As you can sense from my absence I am in the midst of a transition, a evolution in what it means to live and breathe and love in this life of mine. Many of you come here to see my lastest crafty endeavors, I am still crafting, I am just having a harder time finding time to photograph, edit and post my little creations, where as I would rather just enjoy them. Some of you come to keep up with my family and more specifically, Adelaide. And I must be honest, the longer I parent and blog the increasingly less comfortable I get with the idea of sharing much of our lives on the internet. Certainly, what you get here is a small bit of the depth of what it means to be our family, it is edited, but it is still a part and I mindful of how sharing that part, even ever so small, might impact my family.
Which brings me to probably my biggest piece to share. I returned to work about three months ago. After 15 unplanned, unexpected and delightful months staying at home with Adelaide, I returned to full time work in July. I am very fortunate to work in a vocation that is family friendly, in fact that is an understatement extrordinare. I have been hesitiant to share much about what I "do" for a living out of respect. Out of respect to a readership that is very diverse, out of respect for myself and my own sense of privacy and out of respect for the people I work with because I only want to represent my vocation and the people I share it with in the most positive way--because it is the most joyous of honors to be a part of this work together. But for those of you that are curious, I am an ordained minister.

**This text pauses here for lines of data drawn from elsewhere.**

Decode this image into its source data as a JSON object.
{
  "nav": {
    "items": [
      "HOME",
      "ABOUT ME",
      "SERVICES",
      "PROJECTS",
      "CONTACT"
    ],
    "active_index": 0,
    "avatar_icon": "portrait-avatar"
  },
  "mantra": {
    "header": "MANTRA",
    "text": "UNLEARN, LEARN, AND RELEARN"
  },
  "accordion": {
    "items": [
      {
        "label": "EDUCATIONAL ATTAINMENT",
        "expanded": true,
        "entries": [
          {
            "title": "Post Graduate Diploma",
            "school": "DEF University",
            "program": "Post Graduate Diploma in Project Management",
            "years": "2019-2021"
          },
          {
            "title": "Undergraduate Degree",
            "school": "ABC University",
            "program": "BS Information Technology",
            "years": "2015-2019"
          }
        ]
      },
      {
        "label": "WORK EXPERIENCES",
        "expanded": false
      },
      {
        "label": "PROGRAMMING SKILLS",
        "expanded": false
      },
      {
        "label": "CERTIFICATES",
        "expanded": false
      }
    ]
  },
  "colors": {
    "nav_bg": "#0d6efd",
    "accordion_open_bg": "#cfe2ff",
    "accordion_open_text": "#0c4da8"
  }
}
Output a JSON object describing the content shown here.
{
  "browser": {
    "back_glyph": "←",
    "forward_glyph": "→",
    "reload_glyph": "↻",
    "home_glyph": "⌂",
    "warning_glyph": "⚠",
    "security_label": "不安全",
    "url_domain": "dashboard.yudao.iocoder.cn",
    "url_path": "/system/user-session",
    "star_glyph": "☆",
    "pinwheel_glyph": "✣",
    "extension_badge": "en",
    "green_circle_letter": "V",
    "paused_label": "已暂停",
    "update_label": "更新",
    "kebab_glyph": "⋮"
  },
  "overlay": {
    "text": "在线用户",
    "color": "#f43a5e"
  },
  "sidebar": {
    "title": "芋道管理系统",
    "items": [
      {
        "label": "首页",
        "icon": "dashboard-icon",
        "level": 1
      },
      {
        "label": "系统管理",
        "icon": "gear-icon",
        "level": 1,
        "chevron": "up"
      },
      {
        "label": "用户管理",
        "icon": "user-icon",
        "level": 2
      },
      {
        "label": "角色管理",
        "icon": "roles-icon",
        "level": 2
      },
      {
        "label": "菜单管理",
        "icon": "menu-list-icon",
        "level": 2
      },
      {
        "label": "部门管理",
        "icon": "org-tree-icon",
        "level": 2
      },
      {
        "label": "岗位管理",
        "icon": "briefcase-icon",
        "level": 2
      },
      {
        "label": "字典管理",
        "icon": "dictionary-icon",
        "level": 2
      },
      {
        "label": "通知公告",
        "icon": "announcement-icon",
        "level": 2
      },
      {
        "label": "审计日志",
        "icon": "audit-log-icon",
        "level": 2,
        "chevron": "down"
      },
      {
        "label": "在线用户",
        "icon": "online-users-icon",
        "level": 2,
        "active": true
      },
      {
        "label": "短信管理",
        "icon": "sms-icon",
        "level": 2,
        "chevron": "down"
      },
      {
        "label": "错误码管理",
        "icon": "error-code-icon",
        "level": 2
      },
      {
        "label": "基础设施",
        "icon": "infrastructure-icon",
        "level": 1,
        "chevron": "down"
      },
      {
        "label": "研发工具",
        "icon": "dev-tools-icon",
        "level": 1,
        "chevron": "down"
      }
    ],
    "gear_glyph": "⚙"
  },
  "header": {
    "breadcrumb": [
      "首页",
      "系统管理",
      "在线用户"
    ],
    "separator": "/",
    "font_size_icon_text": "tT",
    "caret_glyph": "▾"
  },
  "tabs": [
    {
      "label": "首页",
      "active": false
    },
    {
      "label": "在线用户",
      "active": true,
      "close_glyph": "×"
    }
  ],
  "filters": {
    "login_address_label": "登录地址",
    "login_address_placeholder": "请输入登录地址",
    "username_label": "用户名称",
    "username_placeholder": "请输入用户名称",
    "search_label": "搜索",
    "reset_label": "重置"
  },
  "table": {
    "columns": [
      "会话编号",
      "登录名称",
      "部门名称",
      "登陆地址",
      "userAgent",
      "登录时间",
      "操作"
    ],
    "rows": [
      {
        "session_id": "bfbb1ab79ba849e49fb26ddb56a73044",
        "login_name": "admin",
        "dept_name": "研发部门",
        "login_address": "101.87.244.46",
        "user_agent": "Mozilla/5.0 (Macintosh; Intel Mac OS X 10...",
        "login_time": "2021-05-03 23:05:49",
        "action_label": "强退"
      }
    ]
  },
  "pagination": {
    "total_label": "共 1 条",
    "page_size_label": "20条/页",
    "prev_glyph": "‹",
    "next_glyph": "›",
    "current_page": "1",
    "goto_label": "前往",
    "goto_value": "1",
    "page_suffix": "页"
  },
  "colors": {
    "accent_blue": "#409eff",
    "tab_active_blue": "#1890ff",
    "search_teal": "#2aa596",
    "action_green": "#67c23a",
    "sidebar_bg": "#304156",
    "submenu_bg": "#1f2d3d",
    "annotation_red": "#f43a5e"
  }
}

|At a ribbon cutting for our new building at my first church in 2008|
I love what I do and as I already mentioned it is incredibly family friendly. I work 4 days a week in the office and get one week day off to spend at home with Adelaide. And in what other vocation is it not only encouraged but often expected that you bring your family to work with you one (or more days a week). So unlike people in more traditional jobs Adelaide is only cared for by someone other than T and I briefly 4 days a week, instead of 5. Also, her care? She started pre-school this fall at the church I serve. In a culture that is not very family and motherhood friendly, I am SO grateful that my child's care will be onsite (actually about 40 feet from my office) where I work. This is so rare and I am so grateful to have found work that is meaningful to me and that fits my family's place in life.
|Leading worship in 2009 at a friend's ordination|
What does this mean for the blog? It means that this past year I have had time to write and edit photos during afternoon naps and after bed, but now sometimes I will chose to spend that time differently, being more present to my family, our household and all that that entails (you know the glamourous parts of life--laundry, dishes, picking up raisins off the floor!). It means that as I continue to wrestle with the balance of sharing your life on a blog that I may try a few new things, we shall just have to see. It will be a balance I will have to live into, since photography is a love but as a few of you all know writing has always been my original love.
P.S. The title of this post was inspired by a Pablo Neruda quote I first discovered here and adapted to reflect this new phase, this wild, open-hearted and crazy way in which things are constantly changing, the way we are invited to fling our hearts wide open and hope for the very best. Change, change, we are here.